Pinch of freshly grated nutmeg


Preheat oven to 350 degrees F.

Roll out crust and fit into 9 inch tart pan.  Place foil or parchment on entire bottom of crust, and up the sides. Fill with pie weights or rice or beans (these can be re-used for this purpose again and again). Bake 15 minutes. Take foil and pie weights out.  Continue baking another 5-10 minutes, or until the crust is lightly browned. Remove from oven.

While crust is baking, cut chard leaves away from stalks. Chop the leaves and slice the stalks. In a large sauté pan, cook the shallots or onions in the olive oil until tender (one minute for the shallots, longer for the onion). Add the stalks of the chard and continue cooking until barely tender, just a few minutes. Add the chard leaves and cook until the leaves have wilted and cooked through. Add the roasted red pepper and olives, and season with salt and pepper. Set aside.

In a food processor or blender, combine the eggs, milk, chevre and dash of nutmeg until smooth.

Spread the vegetable mixture in the crust, making sure it’s evenly distributed. It should look pretty full, but don’t worry. Gently pour the chevre mixture over the chard, until the crust is brimming.
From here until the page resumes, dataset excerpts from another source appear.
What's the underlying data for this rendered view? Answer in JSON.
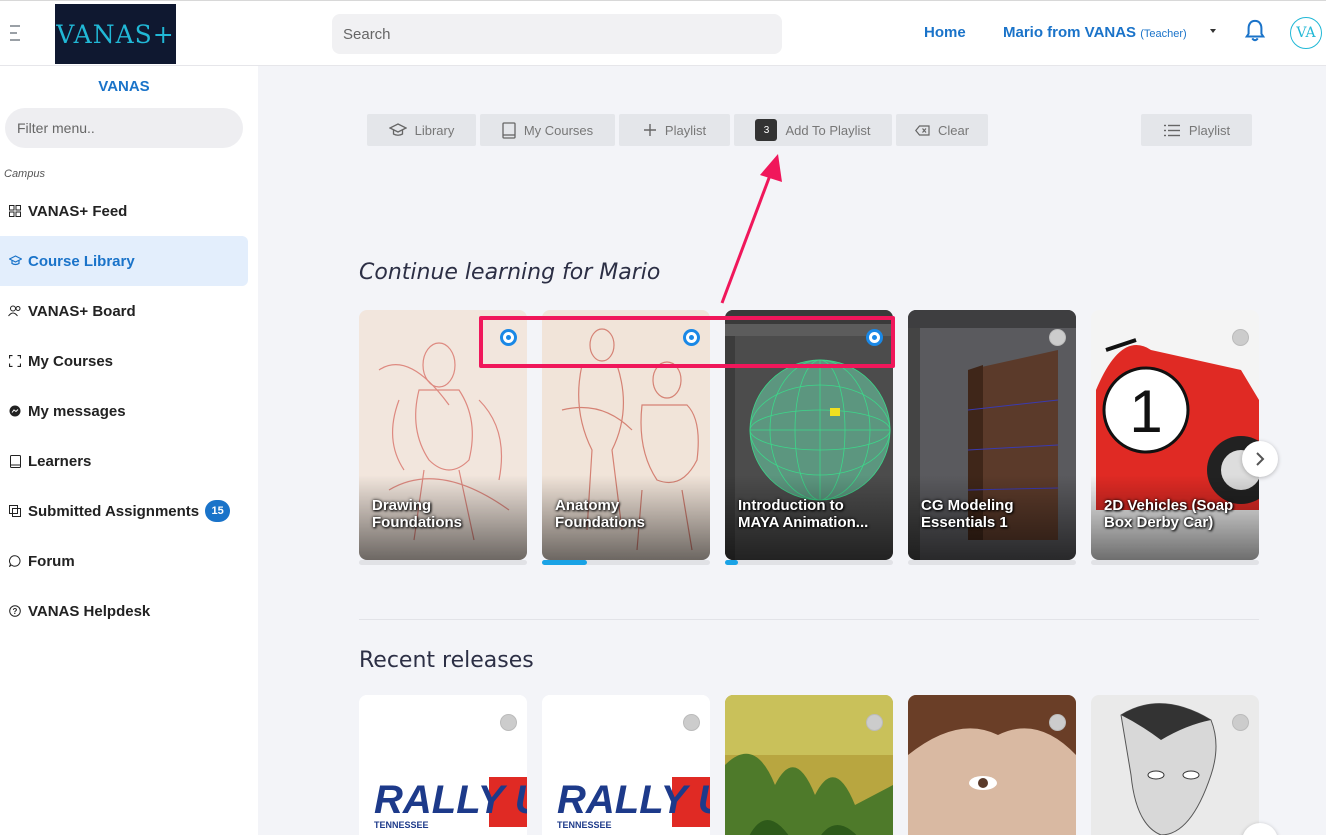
{
  "header": {
    "logo_text": "VANAS+",
    "search_placeholder": "Search",
    "home_label": "Home",
    "user_name": "Mario from VANAS",
    "user_role": "(Teacher)",
    "avatar_text": "VA"
  },
  "sidebar": {
    "title": "VANAS",
    "filter_placeholder": "Filter menu..",
    "section_label": "Campus",
    "items": [
      {
        "label": "VANAS+ Feed",
        "icon": "grid-icon"
      },
      {
        "label": "Course Library",
        "icon": "graduation-cap-icon",
        "active": true
      },
      {
        "label": "VANAS+ Board",
        "icon": "people-icon"
      },
      {
        "label": "My Courses",
        "icon": "frame-icon"
      },
      {
        "label": "My messages",
        "icon": "messenger-icon"
      },
      {
        "label": "Learners",
        "icon": "book-icon"
      },
      {
        "label": "Submitted Assignments",
        "icon": "assignment-icon",
        "badge": "15"
      },
      {
        "label": "Forum",
        "icon": "chat-bubble-icon"
      },
      {
        "label": "VANAS Helpdesk",
        "icon": "help-icon"
      }
    ]
  },
  "toolbar": {
    "library": "Library",
    "my_courses": "My Courses",
    "playlist_add": "Playlist",
    "add_count": "3",
    "add_to_playlist": "Add To Playlist",
    "clear": "Clear",
    "playlist": "Playlist"
  },
  "continue": {
    "title": "Continue learning for Mario",
    "cards": [
      {
        "title": "Drawing Foundations",
        "selected": true,
        "progress": 0
      },
      {
        "title": "Anatomy Foundations",
        "selected": true,
        "progress": 0.27
      },
      {
        "title": "Introduction to MAYA Animation...",
        "selected": true,
        "progress": 0.08
      },
      {
        "title": "CG Modeling Essentials 1",
        "selected": false,
        "progress": 0
      },
      {
        "title": "2D Vehicles (Soap Box Derby Car)",
        "selected": false,
        "progress": 0
      }
    ]
  },
  "recent": {
    "title": "Recent releases",
    "cards": [
      {
        "image_text": "RALLY US",
        "sub_text": "TENNESSEE"
      },
      {
        "image_text": "RALLY US",
        "sub_text": "TENNESSEE"
      },
      {
        "image_text": ""
      },
      {
        "image_text": ""
      },
      {
        "image_text": ""
      }
    ]
  },
  "colors": {
    "accent": "#1a73c9",
    "annotation": "#f0175b",
    "progress": "#1aa3e6"
  }
}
You might have extra filling, depending on how much room your chard took up. (You can bake the extra alongside the tart, in a little ramekin, and it’ll be a delicious little treat.)

Bake for 40 minutes, or until puffed and set in the center.  The top should be lightly browned.  Serve immediately with a crisp green salad and a glass of white wine, for a perfect “French bistro” dinner.